Docteure de l'EHESS en anthropologie (Iris - EHESS/CNRS/Inserm/USPN), Emmanuelle Durand a reçu les prix de thèse 2023 du GIS-Moyen-Orient et monde musulman (Momm) et de la Maison méditerranéenne des sciences de l'Homme (MMSH) pour « Des vies en fripes. Une anthropologie des circulations du vêtement usagé (bâleh) au Liban », sous la direction conjointe de Franck Mermier (Iris/CNRS) et Emma Aubin-Boltanski ( CNRS - Césor / IFPO Beyrouth). 

 

Comment résumeriez-vous votre thèse en quelques lignes ?


La thèse s’attache à retracer les « vies sociales » libanaises du vêtement usagé (bâleh) en se concentrant sur les notions de circulations, de valeurs et de souillure. À partir de ces trois fils problématiques et en mêlant approche ethnographique et geste filmique, elle entend approfondir la question des logiques politiques, sociales et morales qui sous-tendent ces pratiques économiques de travail et de consommation, afin de révéler le pouvoir agissant et la dimension signifiante du textile usagé. Par une attention portée à ce commerce à bas coûts (et cette économie, au demeurant, très lucrative), ce travail remonte la filière du rebut textile – depuis les échoppes beyrouthines jusqu'aux usines de tri belges en passant par les entrepôts de Tripoli – pour rendre compte des rapports de pouvoir et de domination que forgent les agencements sociaux, les ordonnancements spatiaux et les régimes d’encadrement et de contournement de cette économie du déchet.

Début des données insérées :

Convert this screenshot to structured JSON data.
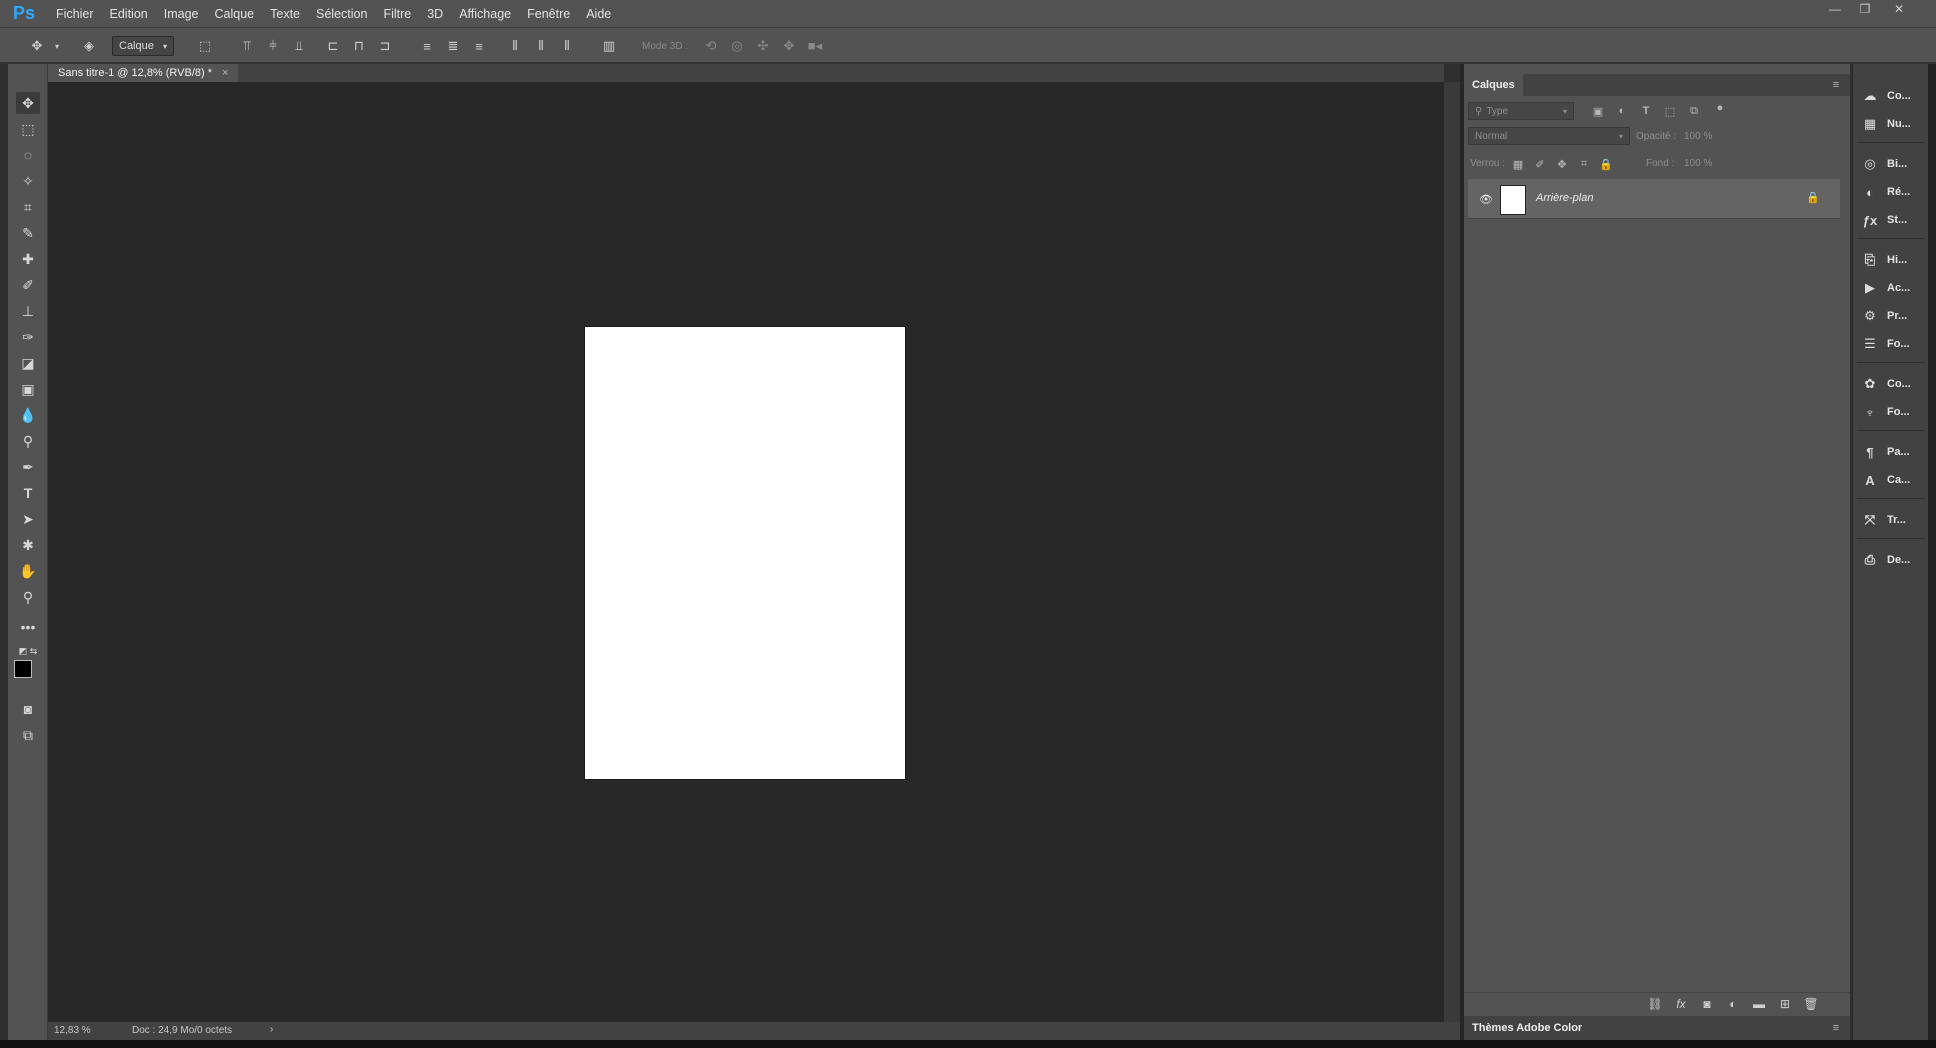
{
  "app": {
    "logo": "Ps",
    "menu": [
      "Fichier",
      "Edition",
      "Image",
      "Calque",
      "Texte",
      "Sélection",
      "Filtre",
      "3D",
      "Affichage",
      "Fenêtre",
      "Aide"
    ],
    "window_controls": [
      "—",
      "❐",
      "✕"
    ]
  },
  "options_bar": {
    "move_icon": "✥",
    "auto_select_label": "Calque",
    "mode3d_label": "Mode 3D :"
  },
  "document": {
    "tab_title": "Sans titre-1 @ 12,8% (RVB/8) *",
    "tab_close": "×",
    "paper_color": "#ffffff"
  },
  "status": {
    "zoom": "12,83 %",
    "doc_info": "Doc : 24,9 Mo/0 octets",
    "arrow": "›"
  },
  "layers_panel": {
    "title": "Calques",
    "filter_placeholder": "Type",
    "blend_mode": "Normal",
    "opacity_label": "Opacité :",
    "opacity_value": "100 %",
    "lock_label": "Verrou :",
    "fill_label": "Fond :",
    "fill_value": "100 %",
    "layers": [
      {
        "name": "Arrière-plan",
        "locked": true,
        "visible": true
      }
    ],
    "color_themes_title": "Thèmes Adobe Color"
  },
  "dock": {
    "items": [
      {
        "icon": "☁",
        "label": "Co..."
      },
      {
        "icon": "▦",
        "label": "Nu..."
      },
      {
        "icon": "◎",
        "label": "Bi..."
      },
      {
        "icon": "◐",
        "label": "Ré..."
      },
      {
        "icon": "ƒx",
        "label": "St..."
      },
      {
        "icon": "⎘",
        "label": "Hi..."
      },
      {
        "icon": "▶",
        "label": "Ac..."
      },
      {
        "icon": "⚙",
        "label": "Pr..."
      },
      {
        "icon": "☰",
        "label": "Fo..."
      },
      {
        "icon": "✿",
        "label": "Co..."
      },
      {
        "icon": "♆",
        "label": "Fo..."
      },
      {
        "icon": "¶",
        "label": "Pa..."
      },
      {
        "icon": "A",
        "label": "Ca..."
      },
      {
        "icon": "⤧",
        "label": "Tr..."
      },
      {
        "icon": "⎙",
        "label": "De..."
      }
    ]
  },
  "colors": {
    "menu_bg": "#535353",
    "canvas_bg": "#282828",
    "accent": "#31a8ff"
  }
}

Dans cette thèse, je m’efforce d’interroger de façon analytique et critique les dynamiques de (dé-re)valorisation mutuelle de la matière textile usagée, des individus stigmatisés et des places marchandes contestées. Autrement dit, je me suis demandée dans quelle mesure les acteurs et les places, associés socialement et symboliquement à la saleté des matières textiles manipulées, parviennent-ils à se défaire de la souillure ?

En s’intéressant à ce qui est tenu pour souillé et à travers l’analyse des circulations spatiales, sociales et symboliques de la bâleh, ce travail opère une mise en mouvement qui, des places marchandes populaires aux espaces de la sociabilité homosexuelle en passant par les zones franches portuaires, invite à se rapprocher d’une diversité d’individus. En suggérant comme poste d’observation les places marchandes de l’usagé, cette enquête met en avant un état du/des lieux qui peut être paradigmatique d’un certain nombre de contextes urbains, de plus en plus marqués par des conflits majeurs, des déplacements massifs de populations et un accroissement des inégalités socio-économiques. In fine, la thèse entend rendre intelligible ce qui se joue, à travers le textile usagé, entre l'intime et le politique, entre le moral et le social.

 

Pourquoi avoir choisi ce sujet de thèse ?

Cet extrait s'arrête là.